1116: Peripheral Blood DNA Methylation-based Machine Learning Models for Prediction of Knee Osteoarthritis Progression: Biospecimens and Data from the Osteoarthritis Initiative and Johnston County Osteoarthritis Project
Oklahoma Medical Research Foundation Oklahoma City, OK, United States
Chris Dunn1, Cassandra Sturdy2, Cassandra Velasco3, Leoni Schlupp2, Emmaline Prinz2, Vladislav Izda4, Liubov Arbeeva5, Yvonne Golightly6, Amanda Nelson7 and Matlock Jeffries2, 1University of Oklahoma Health Sciences Center, Edmond, OK, 2Oklahoma Medical Research Foundation, Oklahoma City, OK, 3University of Oklahoma Health Sciences Center, Oklahoma City, OK, 4Oklahoma Medical Research Foundation, New York, NY, 5University of North Carolina Chapel Hill, Chapel Hill, NC, 6University of Nebraska Medical Center, Omaha, NE, 7University of North Carolina at Chapel Hill, Chapel Hill, NC
Background/Purpose: Knee osteoarthritis (OA) is a heterogeneous disease characterized by a variety of clinical and molecular phenotypes, for which there exist no widely-available biomarkers. We have previously published a pilot analysis of baseline peripheral blood cell DNA methylation patterns as biomarkers of future radiographic progression. In the current study, we apply this method to the FNIH OsteoArthritis Biomarkers Consortium (OABC) subcohort of the OAI including pain-, radiographic-, and dual- (pain+radiographic) progressors compared to nonprogressors and to similarly constructed groups in the Johnston County Osteoarthritis Project (JoCoOA) and an independent OAI cohort from our prior work.
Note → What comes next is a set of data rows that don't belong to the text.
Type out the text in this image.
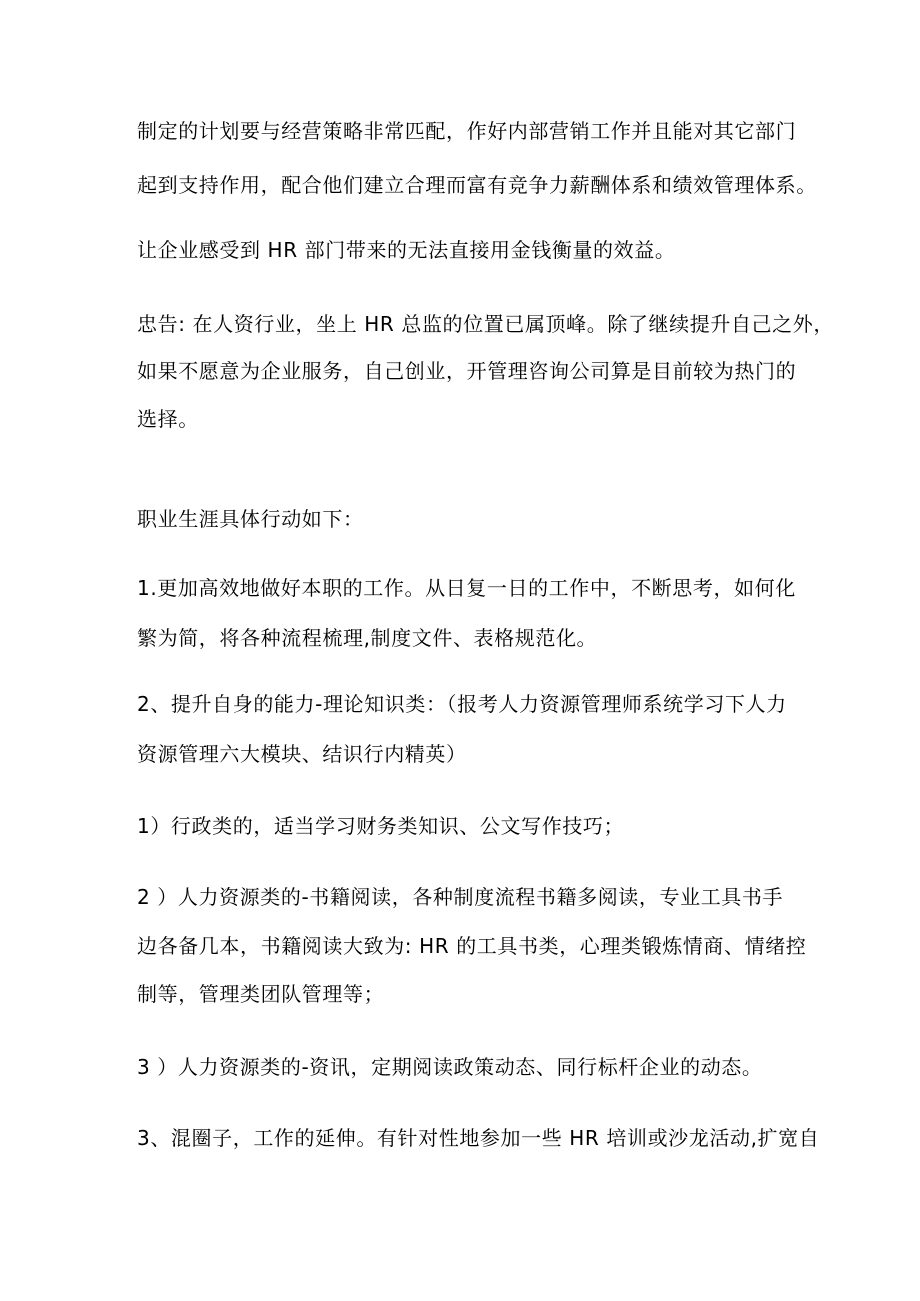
制定的计划要与经营策略非常匹配，作好内部营销工作并且能对其它部门
起到支持作用，配合他们建立合理而富有竞争力薪酬体系和绩效管理体系。
让企业感受到 HR 部门带来的无法直接用金钱衡量的效益。
忠告: 在人资行业，坐上 HR 总监的位置已属顶峰。除了继续提升自己之外，
如果不愿意为企业服务，自己创业，开管理咨询公司算是目前较为热门的
选择。
职业生涯具体行动如下：
1.更加高效地做好本职的工作。从日复一日的工作中，不断思考，如何化
繁为简，将各种流程梳理,制度文件、表格规范化。
2、提升自身的能力-理论知识类：（报考人力资源管理师系统学习下人力
资源管理六大模块、结识行内精英）
1）行政类的，适当学习财务类知识、公文写作技巧；
2 ）人力资源类的-书籍阅读，各种制度流程书籍多阅读，专业工具书手
边各备几本，书籍阅读大致为: HR 的工具书类，心理类锻炼情商、情绪控
制等，管理类团队管理等；
3 ）人力资源类的-资讯，定期阅读政策动态、同行标杆企业的动态。
3、混圈子，工作的延伸。有针对性地参加一些 HR 培训或沙龙活动,扩宽自
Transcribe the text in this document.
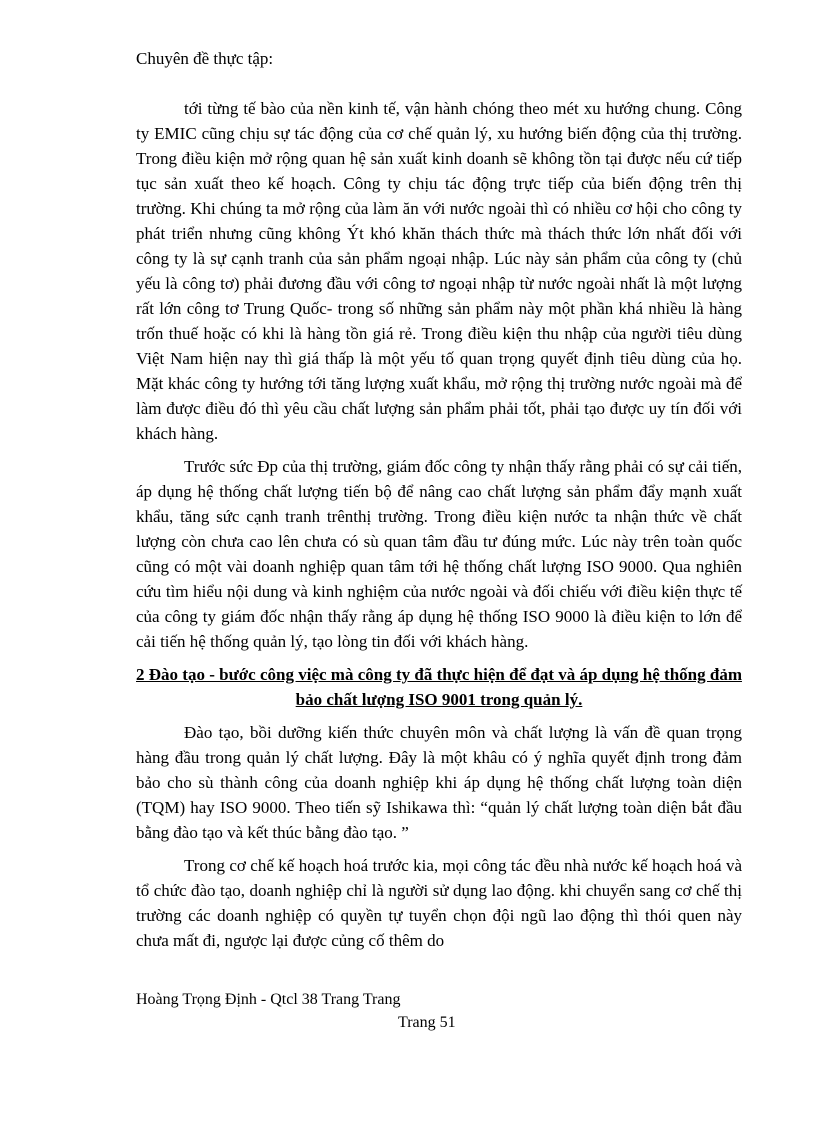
Chuyên đề thực tập:

tới từng tế bào của nền kinh tế, vận hành chóng theo mét xu hướng chung. Công ty EMIC cũng chịu sự tác động của cơ chế quản lý, xu hướng biến động của thị trường. Trong điều kiện mở rộng quan hệ sản xuất kinh doanh sẽ không tồn tại được nếu cứ tiếp tục sản xuất theo kế hoạch. Công ty chịu tác động trực tiếp của biến động trên thị trường. Khi chúng ta mở rộng của làm ăn với nước ngoài thì có nhiều cơ hội cho công ty phát triển nhưng cũng không Ýt khó khăn thách thức mà thách thức lớn nhất đối với công ty là sự cạnh tranh của sản phẩm ngoại nhập. Lúc này sản phẩm của công ty (chủ yếu là công tơ) phải đương đầu với công tơ ngoại nhập từ nước ngoài nhất là một lượng rất lớn công tơ Trung Quốc- trong số những sản phẩm này một phần khá nhiều là hàng trốn thuế hoặc có khi là hàng tồn giá rẻ. Trong điều kiện thu nhập của người tiêu dùng Việt Nam hiện nay thì giá thấp là một yếu tố quan trọng quyết định tiêu dùng của họ. Mặt khác công ty hướng tới tăng lượng xuất khẩu, mở rộng thị trường nước ngoài mà để làm được điều đó thì yêu cầu chất lượng sản phẩm phải tốt, phải tạo được uy tín đối với khách hàng.

Trước sức Ðp của thị trường, giám đốc công ty nhận thấy rằng phải có sự cải tiến, áp dụng hệ thống chất lượng tiến bộ để nâng cao chất lượng sản phẩm đẩy mạnh xuất khẩu, tăng sức cạnh tranh trênthị trường. Trong điều kiện nước ta nhận thức về chất lượng còn chưa cao lên chưa có sù quan tâm đầu tư đúng mức. Lúc này trên toàn quốc cũng có một vài doanh nghiệp quan tâm tới hệ thống chất lượng ISO 9000. Qua nghiên cứu tìm hiểu nội dung và kinh nghiệm của nước ngoài và đối chiếu với điều kiện thực tế của công ty giám đốc nhận thấy rằng áp dụng hệ thống ISO 9000 là điều kiện to lớn để cải tiến hệ thống quản lý, tạo lòng tin đối với khách hàng.

2 Đào tạo - bước công việc mà công ty đã thực hiện để đạt và áp dụng hệ thống đảm bảo chất lượng ISO 9001 trong quản lý.

Đào tạo, bồi dưỡng kiến thức chuyên môn và chất lượng là vấn đề quan trọng hàng đầu trong quản lý chất lượng. Đây là một khâu có ý nghĩa quyết định trong đảm bảo cho sù thành công của doanh nghiệp khi áp dụng hệ thống chất lượng toàn diện (TQM) hay ISO 9000. Theo tiến sỹ Ishikawa thì: “quản lý chất lượng toàn diện bắt đầu bằng đào tạo và kết thúc bằng đào tạo. ”

Trong cơ chế kế hoạch hoá trước kia, mọi công tác đều nhà nước kế hoạch hoá và tổ chức đào tạo, doanh nghiệp chỉ là người sử dụng lao động. khi chuyển sang cơ chế thị trường các doanh nghiệp có quyền tự tuyển chọn đội ngũ lao động thì thói quen này chưa mất đi, ngược lại được củng cố thêm do

Hoàng Trọng Định - Qtcl 38 Trang Trang
Trang 51
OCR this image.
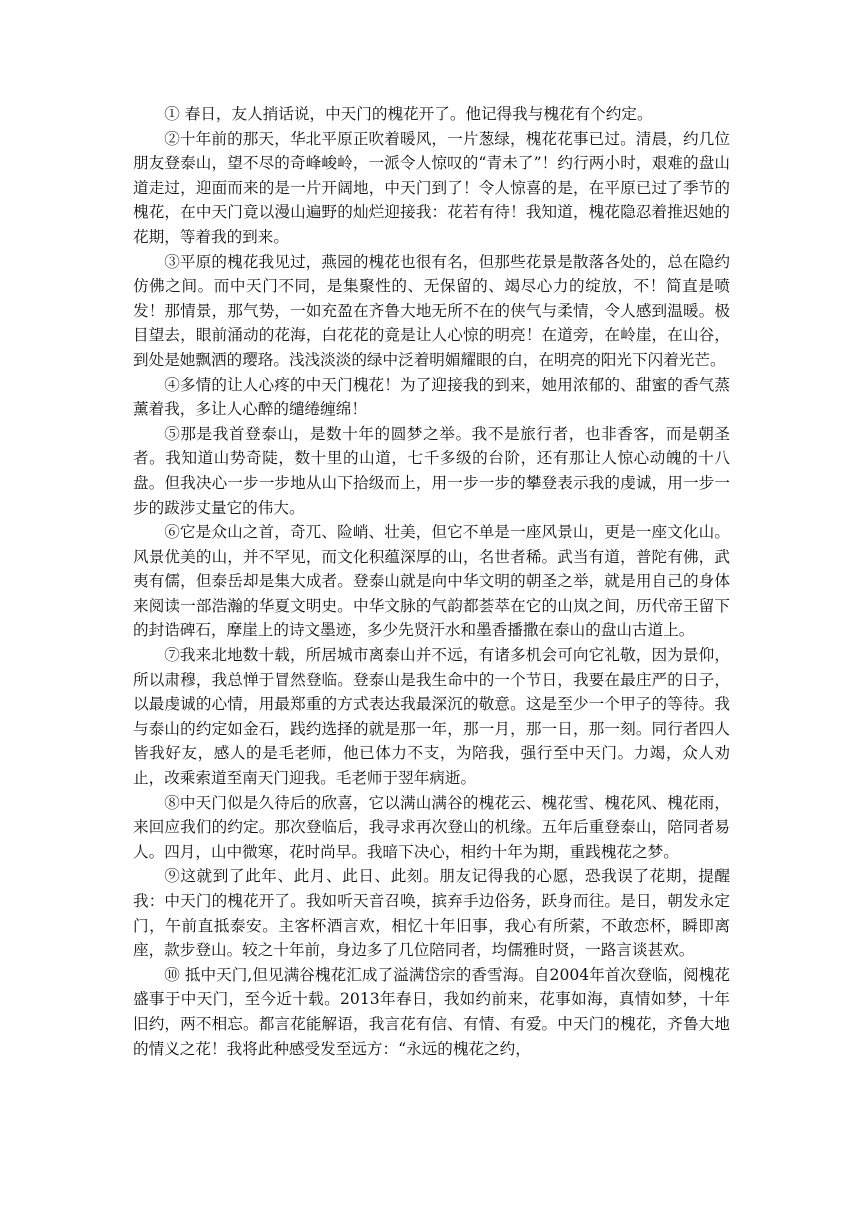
① 春日，友人捎话说，中天门的槐花开了。他记得我与槐花有个约定。

②十年前的那天，华北平原正吹着暖风，一片葱绿，槐花花事已过。清晨，约几位朋友登泰山，望不尽的奇峰峻岭，一派令人惊叹的“青未了”！约行两小时，艰难的盘山道走过，迎面而来的是一片开阔地，中天门到了！令人惊喜的是，在平原已过了季节的槐花，在中天门竟以漫山遍野的灿烂迎接我：花若有待！我知道，槐花隐忍着推迟她的花期，等着我的到来。

③平原的槐花我见过，燕园的槐花也很有名，但那些花景是散落各处的，总在隐约仿佛之间。而中天门不同，是集聚性的、无保留的、竭尽心力的绽放，不！简直是喷发！那情景，那气势，一如充盈在齐鲁大地无所不在的侠气与柔情，令人感到温暖。极目望去，眼前涌动的花海，白花花的竟是让人心惊的明亮！在道旁，在岭崖，在山谷，到处是她飘洒的璎珞。浅浅淡淡的绿中泛着明媚耀眼的白，在明亮的阳光下闪着光芒。

④多情的让人心疼的中天门槐花！为了迎接我的到来，她用浓郁的、甜蜜的香气蒸薰着我，多让人心醉的缱绻缠绵！

⑤那是我首登泰山，是数十年的圆梦之举。我不是旅行者，也非香客，而是朝圣者。我知道山势奇陡，数十里的山道，七千多级的台阶，还有那让人惊心动魄的十八盘。但我决心一步一步地从山下拾级而上，用一步一步的攀登表示我的虔诚，用一步一步的跋涉丈量它的伟大。

⑥它是众山之首，奇兀、险峭、壮美，但它不单是一座风景山，更是一座文化山。风景优美的山，并不罕见，而文化积蕴深厚的山，名世者稀。武当有道，普陀有佛，武夷有儒，但泰岳却是集大成者。登泰山就是向中华文明的朝圣之举，就是用自己的身体来阅读一部浩瀚的华夏文明史。中华文脉的气韵都荟萃在它的山岚之间，历代帝王留下的封诰碑石，摩崖上的诗文墨迹，多少先贤汗水和墨香播撒在泰山的盘山古道上。

⑦我来北地数十载，所居城市离泰山并不远，有诸多机会可向它礼敬，因为景仰，所以肃穆，我总惮于冒然登临。登泰山是我生命中的一个节日，我要在最庄严的日子，以最虔诚的心情，用最郑重的方式表达我最深沉的敬意。这是至少一个甲子的等待。我与泰山的约定如金石，践约选择的就是那一年，那一月，那一日，那一刻。同行者四人皆我好友，感人的是毛老师，他已体力不支，为陪我，强行至中天门。力竭，众人劝止，改乘索道至南天门迎我。毛老师于翌年病逝。

⑧中天门似是久待后的欣喜，它以满山满谷的槐花云、槐花雪、槐花风、槐花雨，来回应我们的约定。那次登临后，我寻求再次登山的机缘。五年后重登泰山，陪同者易人。四月，山中微寒，花时尚早。我暗下决心，相约十年为期，重践槐花之梦。

⑨这就到了此年、此月、此日、此刻。朋友记得我的心愿，恐我误了花期，提醒我：中天门的槐花开了。我如听天音召唤，摈弃手边俗务，跃身而往。是日，朝发永定门，午前直抵泰安。主客杯酒言欢，相忆十年旧事，我心有所萦，不敢恋杯，瞬即离座，款步登山。较之十年前，身边多了几位陪同者，均儒雅时贤，一路言谈甚欢。

⑩ 抵中天门,但见满谷槐花汇成了溢满岱宗的香雪海。自2004年首次登临，阅槐花盛事于中天门，至今近十载。2013年春日，我如约前来，花事如海，真情如梦，十年旧约，两不相忘。都言花能解语，我言花有信、有情、有爱。中天门的槐花，齐鲁大地的情义之花！我将此种感受发至远方：“永远的槐花之约，
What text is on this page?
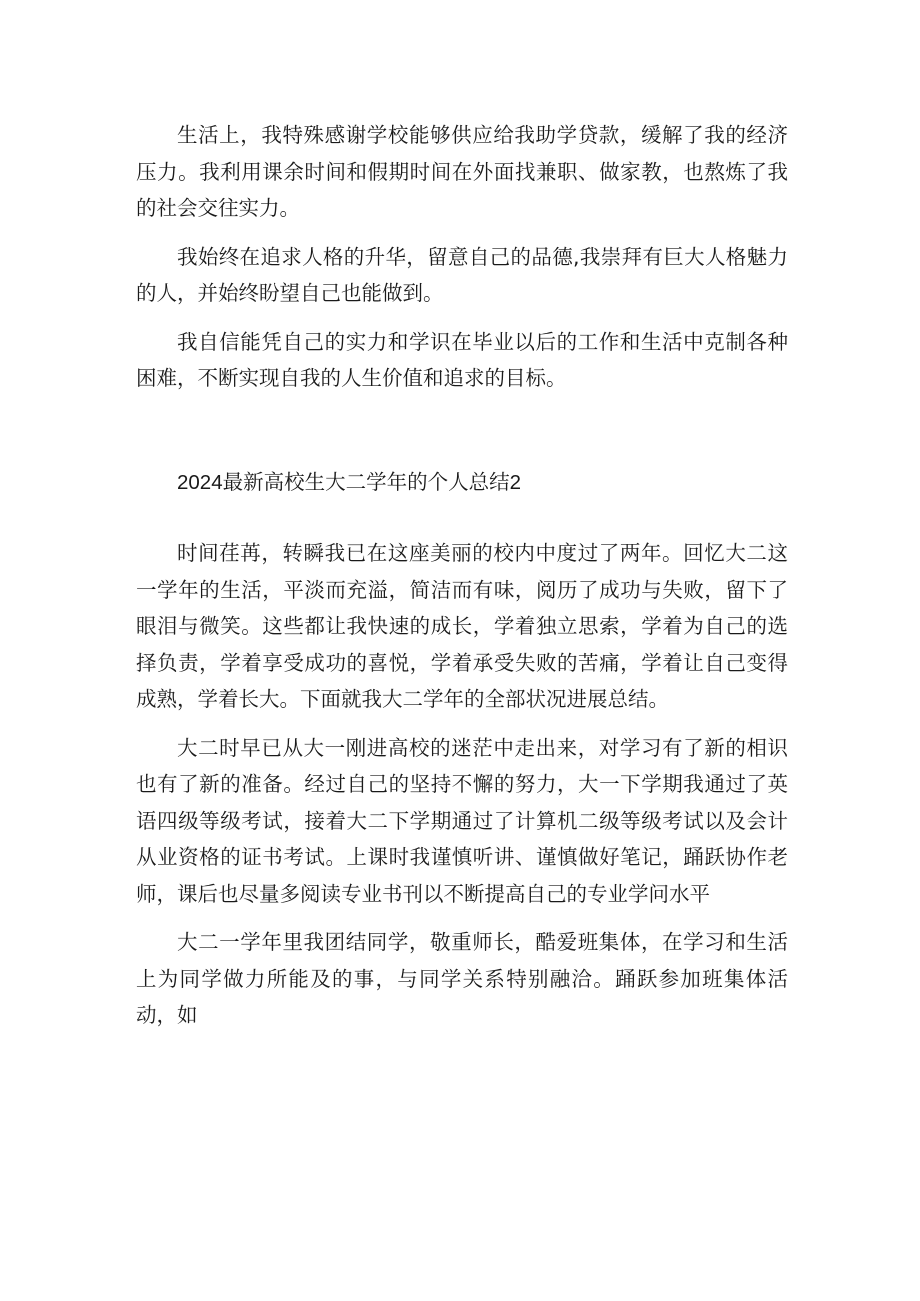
生活上，我特殊感谢学校能够供应给我助学贷款，缓解了我的经济压力。我利用课余时间和假期时间在外面找兼职、做家教，也熬炼了我的社会交往实力。

我始终在追求人格的升华，留意自己的品德,我崇拜有巨大人格魅力的人，并始终盼望自己也能做到。

我自信能凭自己的实力和学识在毕业以后的工作和生活中克制各种困难，不断实现自我的人生价值和追求的目标。

2024最新高校生大二学年的个人总结2

时间荏苒，转瞬我已在这座美丽的校内中度过了两年。回忆大二这一学年的生活，平淡而充溢，简洁而有味，阅历了成功与失败，留下了眼泪与微笑。这些都让我快速的成长，学着独立思索，学着为自己的选择负责，学着享受成功的喜悦，学着承受失败的苦痛，学着让自己变得成熟，学着长大。下面就我大二学年的全部状况进展总结。

大二时早已从大一刚进高校的迷茫中走出来，对学习有了新的相识也有了新的准备。经过自己的坚持不懈的努力，大一下学期我通过了英语四级等级考试，接着大二下学期通过了计算机二级等级考试以及会计从业资格的证书考试。上课时我谨慎听讲、谨慎做好笔记，踊跃协作老师，课后也尽量多阅读专业书刊以不断提高自己的专业学问水平

大二一学年里我团结同学，敬重师长，酷爱班集体，在学习和生活上为同学做力所能及的事，与同学关系特别融洽。踊跃参加班集体活动，如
Methods: Buffy coat DNA was obtained from the OAI cohort from baseline visits of OABC participants (n=554). 500ng of DNA was bisulfite treated and loaded onto Illumina EPIC arrays then imaged by the Clinical Genomics Center at the Oklahoma Medical Research Foundation. Raw data were extracted and BMIQ normalized using the ChAMP package. Elastic net-penalized generalized linear models (GLMs) were then developed using 40 cycles of a 70%-development, 30%-validation data split. Parsimonious models were developed by reducing the dataset to include DNA methylation sites selected in ≥10/40 development rounds (n=13 CpGs). Parsimonious models were tested on an independent radiographic progressor validation cohort from the JoCoOA, including 85 future progressors (≥1 K/L grade worsening at 48 mo or joint replacement) and 56 non-progressors (no- or within-grade K/L worsening) and on DNA methylation data from our previous peripheral blood methylation work including an indepdent set of 27 radiographic-only and 28 non-progressors within the OAI.
Results: Baseline buffy coat DNA methylation patterns accurately predicted future radiographic (accuracy 87±0.8% mean±standard error of mean [SEM], Table 1), pain (89±0.9%), dual radiographic+pain (72±0.7%), and 'any' progressors (radiographic, pain, or dual, 78±0.4%). Intriguingly, pain-only and radiographic-only progressors were not distinguishable (accuracy 58±1%). The inclusion of demographic characteristics or baseline serum/urine analytes did not alter model performance. Parsimonious models including the top 13 CpG sites selected during full development had similar accuracy. Despite differences in the definition of radiographic progression, models still accurately discriminated radiographic progressors from non-progressors in both the JoCoOA (81±0.3%) and OAI (80±0.3%) validation cohorts.
Conclusion: Herein, we evaluated the predictive capability of peripheral blood-based DNA methylation models in a large cohort of participants with OA (OABC) and confirmed these findings in two independent cohorts. Our data suggest that pain and structural progression share similar early systemic immune epigenotypes. Further work should focus on evaluating the pathophysiological consequences of differential DNA methylation of peripheral blood cell subtypes in individuals with knee OA. Table 1
Figure 1: Performance of peripheral blood DNA methylation machine learning models to predict future knee OA progression. (A) Receiver operator characteristic (ROC) curves for full models. (B) ROC curves for parsimonious models following reduction in dataset to 13 CpG sites most frequently selected during full model development. (C) Relative contribution of individual CpG sites (features) to model predictions in 40 rounds of parsimonious model development (D) ROC curves for parsimonious models tested on independent datasets including the Johnston County OA project (JoCoOA) and a previously published OAI buffy coat DNA methylation dataset Disclosures: C. Dunn, None; C. Sturdy, None; C. Velasco, None; L. Schlupp, None; E. Prinz, None; V. Izda, None; L. Arbeeva, None; Y. Golightly, None; A. Nelson, None; M. Jeffries, None.